E-commerce Unfiltered: Turning Saudi Arabia into a Regional Hub

CEO of noon, Faraz Khalid talks about the bright future of e-commerce.

That ecommerce has been booming is nothing new. To understand the size of this increase, think about the 73 billion spent on ecommerce in Saudi Arabia in 2021, which corresponds to an average of six ecommerce transactions per household on a monthly basis. Faraz Khalid, CEO of noon spoke about the bright future of ecommerce, the great opportunities and the improvements that need to be put in place in order to fully take advantage of them.
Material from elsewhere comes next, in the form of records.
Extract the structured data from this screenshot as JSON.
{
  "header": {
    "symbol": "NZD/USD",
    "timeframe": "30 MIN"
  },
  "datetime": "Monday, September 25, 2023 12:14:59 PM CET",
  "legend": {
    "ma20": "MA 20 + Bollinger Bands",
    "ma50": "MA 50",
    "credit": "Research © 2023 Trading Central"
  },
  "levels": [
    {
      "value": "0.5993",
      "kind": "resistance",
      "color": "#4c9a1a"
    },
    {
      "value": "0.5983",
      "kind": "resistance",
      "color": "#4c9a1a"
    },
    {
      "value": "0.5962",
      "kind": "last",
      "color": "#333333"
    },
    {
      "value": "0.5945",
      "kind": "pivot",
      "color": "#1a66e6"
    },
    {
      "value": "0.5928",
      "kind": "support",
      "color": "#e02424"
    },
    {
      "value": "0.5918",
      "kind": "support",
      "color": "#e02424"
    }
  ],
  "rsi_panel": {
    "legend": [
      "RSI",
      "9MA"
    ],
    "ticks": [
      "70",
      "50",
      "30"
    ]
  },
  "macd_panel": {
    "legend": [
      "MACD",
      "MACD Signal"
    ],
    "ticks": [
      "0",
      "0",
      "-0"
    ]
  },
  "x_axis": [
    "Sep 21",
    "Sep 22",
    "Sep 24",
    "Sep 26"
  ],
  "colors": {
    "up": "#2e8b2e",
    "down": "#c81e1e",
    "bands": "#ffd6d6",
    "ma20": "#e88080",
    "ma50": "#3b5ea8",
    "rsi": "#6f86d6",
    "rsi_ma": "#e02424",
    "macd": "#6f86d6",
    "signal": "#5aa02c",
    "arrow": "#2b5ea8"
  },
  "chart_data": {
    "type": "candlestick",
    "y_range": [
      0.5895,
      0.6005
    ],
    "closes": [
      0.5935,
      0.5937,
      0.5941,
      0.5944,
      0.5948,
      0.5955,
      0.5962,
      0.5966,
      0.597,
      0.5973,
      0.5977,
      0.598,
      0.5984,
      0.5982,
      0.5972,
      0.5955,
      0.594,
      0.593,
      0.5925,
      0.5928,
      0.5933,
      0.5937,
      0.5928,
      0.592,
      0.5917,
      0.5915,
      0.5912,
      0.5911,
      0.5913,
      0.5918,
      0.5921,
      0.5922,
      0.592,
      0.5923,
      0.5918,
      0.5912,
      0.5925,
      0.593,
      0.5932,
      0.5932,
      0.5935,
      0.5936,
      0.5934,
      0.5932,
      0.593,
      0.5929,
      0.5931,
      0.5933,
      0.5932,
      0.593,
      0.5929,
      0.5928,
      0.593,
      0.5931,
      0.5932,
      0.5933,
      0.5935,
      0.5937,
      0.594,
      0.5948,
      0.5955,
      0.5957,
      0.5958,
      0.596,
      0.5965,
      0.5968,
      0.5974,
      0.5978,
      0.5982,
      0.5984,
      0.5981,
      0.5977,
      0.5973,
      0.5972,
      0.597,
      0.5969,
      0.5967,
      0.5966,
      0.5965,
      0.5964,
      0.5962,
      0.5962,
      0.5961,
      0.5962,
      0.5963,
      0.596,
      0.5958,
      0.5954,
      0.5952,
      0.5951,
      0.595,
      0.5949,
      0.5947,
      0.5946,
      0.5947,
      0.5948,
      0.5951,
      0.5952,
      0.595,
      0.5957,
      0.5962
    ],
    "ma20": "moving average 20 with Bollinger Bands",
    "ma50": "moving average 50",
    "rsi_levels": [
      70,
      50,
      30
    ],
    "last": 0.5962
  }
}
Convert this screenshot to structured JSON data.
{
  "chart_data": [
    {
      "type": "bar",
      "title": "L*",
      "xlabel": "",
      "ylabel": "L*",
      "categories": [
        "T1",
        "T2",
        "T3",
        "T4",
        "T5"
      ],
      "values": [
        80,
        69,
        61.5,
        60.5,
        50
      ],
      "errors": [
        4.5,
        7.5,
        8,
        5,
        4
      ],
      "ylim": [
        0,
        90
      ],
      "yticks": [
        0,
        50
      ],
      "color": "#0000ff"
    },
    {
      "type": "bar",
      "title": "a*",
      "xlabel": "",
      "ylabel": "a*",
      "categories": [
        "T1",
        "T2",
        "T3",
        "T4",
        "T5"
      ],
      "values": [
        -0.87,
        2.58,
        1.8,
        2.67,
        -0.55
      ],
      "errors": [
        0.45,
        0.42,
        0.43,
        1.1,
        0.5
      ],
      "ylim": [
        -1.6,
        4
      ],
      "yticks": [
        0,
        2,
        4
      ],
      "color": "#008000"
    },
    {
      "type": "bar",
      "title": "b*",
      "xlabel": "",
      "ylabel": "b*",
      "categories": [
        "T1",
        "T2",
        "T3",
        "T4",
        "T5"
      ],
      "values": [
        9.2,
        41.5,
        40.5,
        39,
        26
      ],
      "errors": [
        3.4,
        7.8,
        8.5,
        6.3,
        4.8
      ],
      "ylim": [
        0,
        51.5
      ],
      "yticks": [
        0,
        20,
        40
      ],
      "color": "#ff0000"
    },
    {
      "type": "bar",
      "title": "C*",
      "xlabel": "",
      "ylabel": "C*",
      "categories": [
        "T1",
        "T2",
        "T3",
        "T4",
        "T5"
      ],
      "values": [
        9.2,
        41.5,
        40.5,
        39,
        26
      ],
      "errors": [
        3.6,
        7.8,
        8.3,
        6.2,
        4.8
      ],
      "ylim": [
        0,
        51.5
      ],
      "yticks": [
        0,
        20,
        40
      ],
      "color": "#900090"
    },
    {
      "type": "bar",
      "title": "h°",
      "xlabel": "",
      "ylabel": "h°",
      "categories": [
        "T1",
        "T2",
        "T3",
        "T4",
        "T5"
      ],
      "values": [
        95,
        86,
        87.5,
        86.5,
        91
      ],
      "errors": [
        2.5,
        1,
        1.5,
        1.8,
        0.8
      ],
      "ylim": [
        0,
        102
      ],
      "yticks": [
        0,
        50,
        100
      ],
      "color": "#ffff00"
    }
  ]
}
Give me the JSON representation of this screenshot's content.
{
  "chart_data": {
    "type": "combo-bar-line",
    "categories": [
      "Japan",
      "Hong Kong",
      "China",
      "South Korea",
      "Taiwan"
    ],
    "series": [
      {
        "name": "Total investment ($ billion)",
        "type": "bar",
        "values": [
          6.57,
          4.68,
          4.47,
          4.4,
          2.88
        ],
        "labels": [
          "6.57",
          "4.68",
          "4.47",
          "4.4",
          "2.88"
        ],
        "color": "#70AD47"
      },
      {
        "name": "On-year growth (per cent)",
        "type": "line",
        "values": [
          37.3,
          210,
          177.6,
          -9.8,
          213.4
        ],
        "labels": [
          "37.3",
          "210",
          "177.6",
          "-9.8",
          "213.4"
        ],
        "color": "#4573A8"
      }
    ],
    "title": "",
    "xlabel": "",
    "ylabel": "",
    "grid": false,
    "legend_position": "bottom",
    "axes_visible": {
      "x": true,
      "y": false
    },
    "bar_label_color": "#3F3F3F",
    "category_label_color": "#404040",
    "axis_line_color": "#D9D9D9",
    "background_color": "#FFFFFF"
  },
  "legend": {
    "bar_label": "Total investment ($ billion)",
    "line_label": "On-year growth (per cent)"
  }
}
If you look at the penetration of emerging market e-commerce, we are far from the median and the median is already trending upwards. This represents a ten times bigger opportunity for most e-commerce platforms in the region. You’ve got to get ready for that kind of growth; you’ve got to be prepared for that kind of growth, and a lot of it is about physical infrastructure.

Most people have tried e-commerce, but they shop only three or four times a year in horizontal e-commerce platforms. In order to get them to shop ten times a month, you need a different value proposition. And that’s really where we need to go. It’s much cheaper to acquire a customer to vertical ecommerce platforms than it is to acquire to horizontal platforms and to a new product category there. More specifically, for us to take a customer into our grocery tab, it’s more expensive than to get someone to install a separate grocery app.

Working in ecommerce in Saudi Arabia means you can be ten times bigger in five years. I think this is how big the opportunity is now that we are at the very beginning. It’s an extraordinary time for anyone in the ecommerce space.

Faraz Khalid

Now we only have professional businesses that already have shops, or stores, or showrooms, or are established retailers who are selling on marketplaces. I think that’s the biggest impediment to ecommerce growth in our region that there aren’t enough casual sellers. There is no meaningful competitive advantage over someone else for building a business online, thus the whole ecosystem has not grown.

Cross-border e-commerce is big because there is less friction, and it is cheaper to ship from the Schengen area than to ship from our warehouse in Riyadh. We had to build our own infrastructure because it didn’t exist. There are some super exciting start-ups in the  kingdom that will hopefully scale up and can cater to us and companies like us. I think there is there is a huge opportunity to build an e-commerce focused logistics stack that can serve everyone.